If that trend continues, the relative value of their flat will decline, making it hard for them to move elsewhere.
As a result, linking house prices to wages requires a very different attitude, says Calum Green, co-director of the London CLT.
"These homes should be considered homes, not assets," he tells the BBC.
"It should be a place where you want to live for many, many years. It's not all about ladders and working your way up."
In any case Rachael believes the security of owning a home is more important than its value.
"It's not so much about how much money we're going to make out of this, it's that we're not going to get a letter through the post next week saying we've got two months to leave."
And there is one financial compensation: the mortgage the couple will pay on their flat will be lower than the £1,000 a month rent they were paying previously.
"That will give us the opportunity to save a little bit each month," says Nathaniel.
"And to prepare for the day - if ever it comes - when we move out, and house prices have risen around us."
How does a Community Land Trust Work?
CLTs exist to provide affordable homes, both for rent and for purchase. There are 175 CLTs in England and Wales, which so far have delivered 560 homes.
In some cases land for development is given to CLTs, free of charge, by a local authority for example. In other cases CLTs may work with developers, who donate the freehold to the CLT after they have made their profits.
More frequently, CLTs buy the land themselves.
In Scotland the focus has been more on the community ownership of land, rather than homes, after the law was changed to allow residents to buy land that comes up for sale.
'Crewing the lifeboat'
Most CLTs are actually in rural areas rather than urban ones.
Typically, they have been set up where local house prices have risen far above what residents can afford.
One example is at Rock, in north Cornwall, where second home-owners have moved in to enjoy the beaches and the sailing, so inflating prices.
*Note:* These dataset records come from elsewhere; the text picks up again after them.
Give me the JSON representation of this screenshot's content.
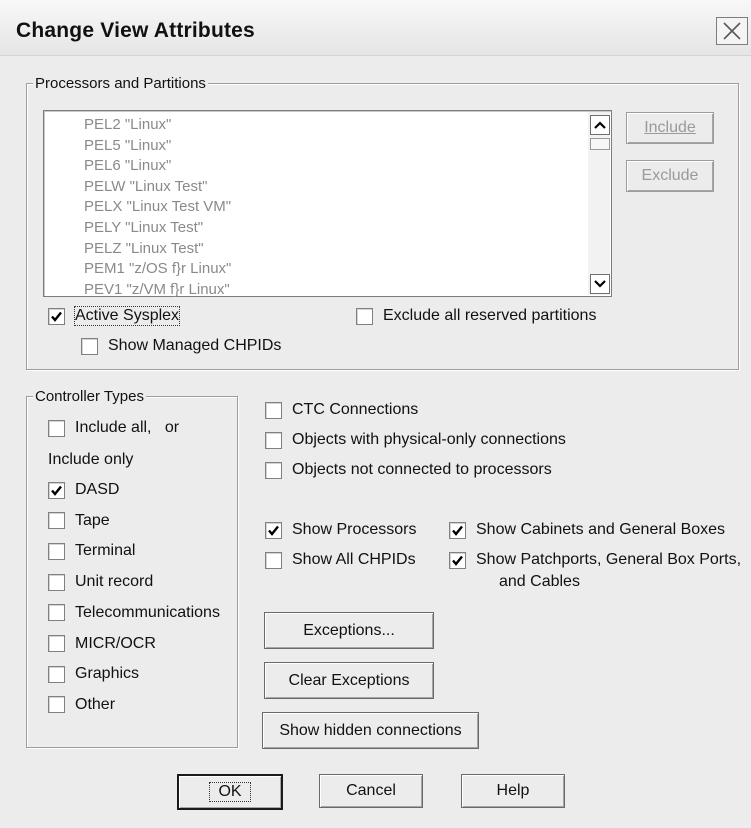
{
  "window": {
    "title": "Change View Attributes"
  },
  "processors": {
    "legend": "Processors and Partitions",
    "list": [
      "PEL2 \"Linux\"",
      "PEL5 \"Linux\"",
      "PEL6 \"Linux\"",
      "PELW \"Linux Test\"",
      "PELX \"Linux Test VM\"",
      "PELY \"Linux Test\"",
      "PELZ \"Linux Test\"",
      "PEM1 \"z/OS f}r Linux\"",
      "PEV1 \"z/VM f}r Linux\""
    ],
    "include_label": "Include",
    "exclude_label": "Exclude",
    "active_sysplex": {
      "label": "Active Sysplex",
      "checked": true
    },
    "exclude_reserved": {
      "label": "Exclude all reserved partitions",
      "checked": false
    },
    "show_managed": {
      "label": "Show Managed CHPIDs",
      "checked": false
    }
  },
  "controller": {
    "legend": "Controller Types",
    "include_all": {
      "label": "Include all,   or",
      "checked": false
    },
    "include_only_label": "Include only",
    "types": [
      {
        "label": "DASD",
        "checked": true
      },
      {
        "label": "Tape",
        "checked": false
      },
      {
        "label": "Terminal",
        "checked": false
      },
      {
        "label": "Unit record",
        "checked": false
      },
      {
        "label": "Telecommunications",
        "checked": false
      },
      {
        "label": "MICR/OCR",
        "checked": false
      },
      {
        "label": "Graphics",
        "checked": false
      },
      {
        "label": "Other",
        "checked": false
      }
    ]
  },
  "options": {
    "ctc": {
      "label": "CTC Connections",
      "checked": false
    },
    "physical_only": {
      "label": "Objects with physical-only connections",
      "checked": false
    },
    "not_connected": {
      "label": "Objects not connected to processors",
      "checked": false
    },
    "show_processors": {
      "label": "Show Processors",
      "checked": true
    },
    "show_cabinets": {
      "label": "Show Cabinets and General Boxes",
      "checked": true
    },
    "show_all_chpids": {
      "label": "Show All CHPIDs",
      "checked": false
    },
    "show_patchports": {
      "label": "Show Patchports, General Box Ports,",
      "label2": "and Cables",
      "checked": true
    }
  },
  "buttons": {
    "exceptions": "Exceptions...",
    "clear_exceptions": "Clear Exceptions",
    "show_hidden": "Show hidden connections",
    "ok": "OK",
    "cancel": "Cancel",
    "help": "Help"
  }
}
After a local farmer donated the first bit of land, residents got together to build their own homes on it.
So far 24 have been completed, with others in the pipeline.
While future prices are not linked to wages, their re-sale value is limited to 31.3% of what it would be on the open market, ensuring future affordability.
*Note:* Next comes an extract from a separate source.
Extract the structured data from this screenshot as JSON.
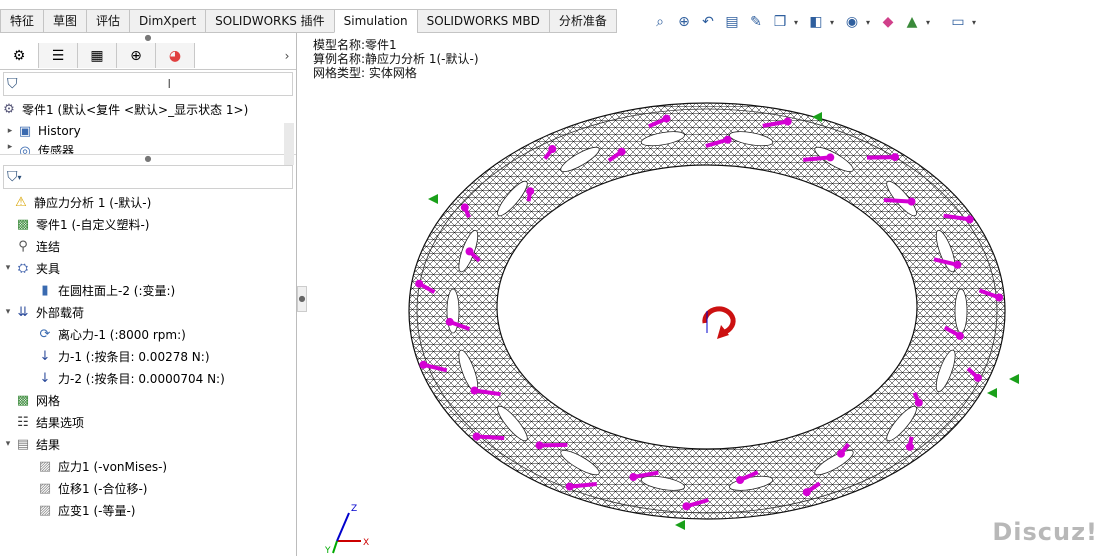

"That way," says Ted Rowe, the chairman of the St Minver CLT, "the village can keep the young people who crew the lifeboat, and the older ones who staff the coastguard."
The government is expected to announce a programme of support for similar coastal and rural CLTs in the Autumn Statement.
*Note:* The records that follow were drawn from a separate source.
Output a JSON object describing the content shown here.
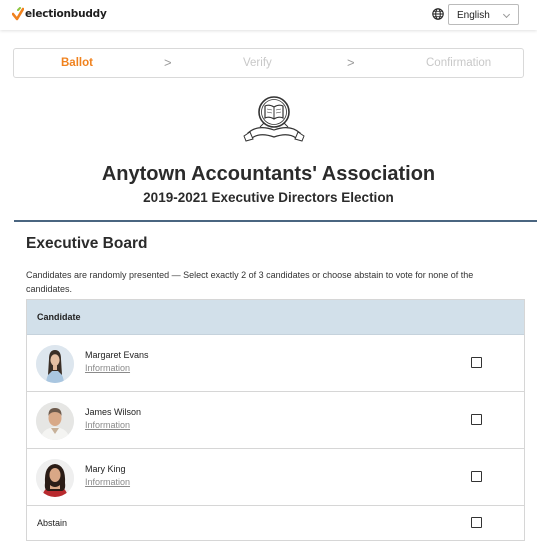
{
  "header": {
    "brand": "electionbuddy",
    "language": {
      "selected": "English"
    },
    "colors": {
      "brand_orange": "#f0821e",
      "brand_green": "#8dc63f"
    }
  },
  "steps": [
    {
      "label": "Ballot",
      "state": "active"
    },
    {
      "label": "Verify",
      "state": "inactive"
    },
    {
      "label": "Confirmation",
      "state": "inactive"
    }
  ],
  "step_separator": ">",
  "organization": {
    "emblem_icon": "open-book-shield-icon",
    "name": "Anytown Accountants' Association",
    "election": "2019-2021 Executive Directors Election"
  },
  "ballot": {
    "section_title": "Executive Board",
    "instructions": "Candidates are randomly presented — Select exactly 2 of 3 candidates or choose abstain to vote for none of the candidates.",
    "table_header": "Candidate",
    "candidates": [
      {
        "name": "Margaret Evans",
        "info_link": "Information"
      },
      {
        "name": "James Wilson",
        "info_link": "Information"
      },
      {
        "name": "Mary King",
        "info_link": "Information"
      }
    ],
    "abstain_label": "Abstain"
  }
}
It will be funded out of the extra stamp duty chargeable on second homes.
Change of thinking
Critics say that CLTs are not a solution to the UK's housing crisis, as they can only ever build a relatively small number of properties.
They also often rely on land being given away for free, or at a discount.
"Access to land is the real issue," says Luke Murphy, a senior research fellow in housing policy at the Institute for Public Policy and Research (IPPR).
"So scaling it up in the absence of a supply of land - that's where the idea may face some difficulties."
Community Land Trusts
Can they deliver?
CLTs in England and Wales
560 permanent homes delivered
2500 homes in the pipeline
But perhaps more than that, it requires a redefinition of why we aspire to own a home in the first place.
Is it because we want somewhere to live, or is it really because we want to make money?
"The reason why people in Britain want to own their own home, I think, is because that's the only way you can get security," says Calum Green.
Because of that, Luke Murphy believes CLTs which link prices directly to wages could really catch on.
"Yes, you will forego the increase in your own assets, but it does bring the other benefits of home ownership: security, being able to put down roots in your own community, and control over your environment."
For a generation of parents who were able to afford a home themselves, but who know guiltily that their children will never be able to do so, the idea also provides some hope.
As Calum Green says, "We need to lock affordability in, so it's not just beneficial for one family, but it's beneficial for generations to come."